Professor Joy Damousi explores the transmission of war experiences among Greek migrants and the ways in which WW2 trauma narratives are transmitted to second generation migrants. The author suggests that the ways these narratives are shared by those who lived them is a piece of the puzzle to understand migrant experiences. In other words, historical narratives of war and trauma influence the lives of migrants beyond first generations. In Australia, these experiences have been linked to a culture of silence impacting social inclusion and dislocation. Through witnessing the trauma histories of their parents and families, children can be passed on the experience of conflict. In a book entitled Haunting Legacies: Violent Histories and Transgenerational Trauma, Professor Gabriele Schwab considers transgenerational memory and asks how children may remember events they have not lived themselves. In his work on “postmemory” among Lebanese youth, Dr Craig Larkin offers some insights. Referred to as a socially experienced phenomenon or a traumatic rupture, he suggests that postmemory is the way in which the current generation is connected to, and distanced from, its collective, and potentially traumatic, past. Transgenerational trauma is experienced in the aftermath of the Lebanese civil war and contributes to explaining the continuation of communal animosities and feelings of dislocation among local communities. Years after violence has ended, these generational trauma stories remain.
Beyond an individual’s biology and their environment, social processes and narratives can shape generation after generation. Although some of the evidence remains thin, particularly when it comes to specific transmission mechanisms of trauma across generations (biological, social, psychological), there is a wide recognition that such processes take place. As we have seen, the experience of children after conflict is strongly influenced by the experiences of their parents. The historical narratives told after conflict can shape upcoming generations, even after migration. There is no one way that trauma is transmitted, just as there is no one way of experiencing trauma. Transgenerational trauma can find its roots in an individual’s biology, in the experiences of parents, or in the ways in which a society deals with the aftermath of conflict. Further research is required to identify how intergenerational trauma is transmitted and, therefore, how it can be addressed. Finding answers to these questions will help inform relevant policy responses for communities suffering cycles of violence and for societies still dealing with the legacies of the past.

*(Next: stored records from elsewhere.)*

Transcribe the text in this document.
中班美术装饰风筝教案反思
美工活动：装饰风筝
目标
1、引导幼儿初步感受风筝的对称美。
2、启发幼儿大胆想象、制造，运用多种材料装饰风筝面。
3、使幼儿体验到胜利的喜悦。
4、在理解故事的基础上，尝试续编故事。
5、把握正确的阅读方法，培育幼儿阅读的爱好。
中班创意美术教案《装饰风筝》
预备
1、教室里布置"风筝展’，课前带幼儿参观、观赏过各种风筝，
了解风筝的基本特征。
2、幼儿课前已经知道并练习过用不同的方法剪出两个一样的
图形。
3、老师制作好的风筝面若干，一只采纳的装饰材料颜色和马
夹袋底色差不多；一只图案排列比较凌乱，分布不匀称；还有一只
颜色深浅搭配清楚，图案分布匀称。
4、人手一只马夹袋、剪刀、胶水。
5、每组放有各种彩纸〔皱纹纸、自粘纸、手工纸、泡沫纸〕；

This article was originally published on the International Centre for the Study of Radicalisation’s website.
[1] Another area of research developed in recent years is epigenetics. The field has focused on transgenerational trauma and yielded intense debate. For a discussion and overview of the debate on this question, see: https://www.nytimes.com/2018/12/10/health/mind-epigenetics-genes.html or https://www.bbc.com/future/article/20190326-what-is-epigenetics. Importantly, further research testing biological, individual, and societal mechanisms of transmission, such as biological, individual, and societal pathways, should nonetheless continue.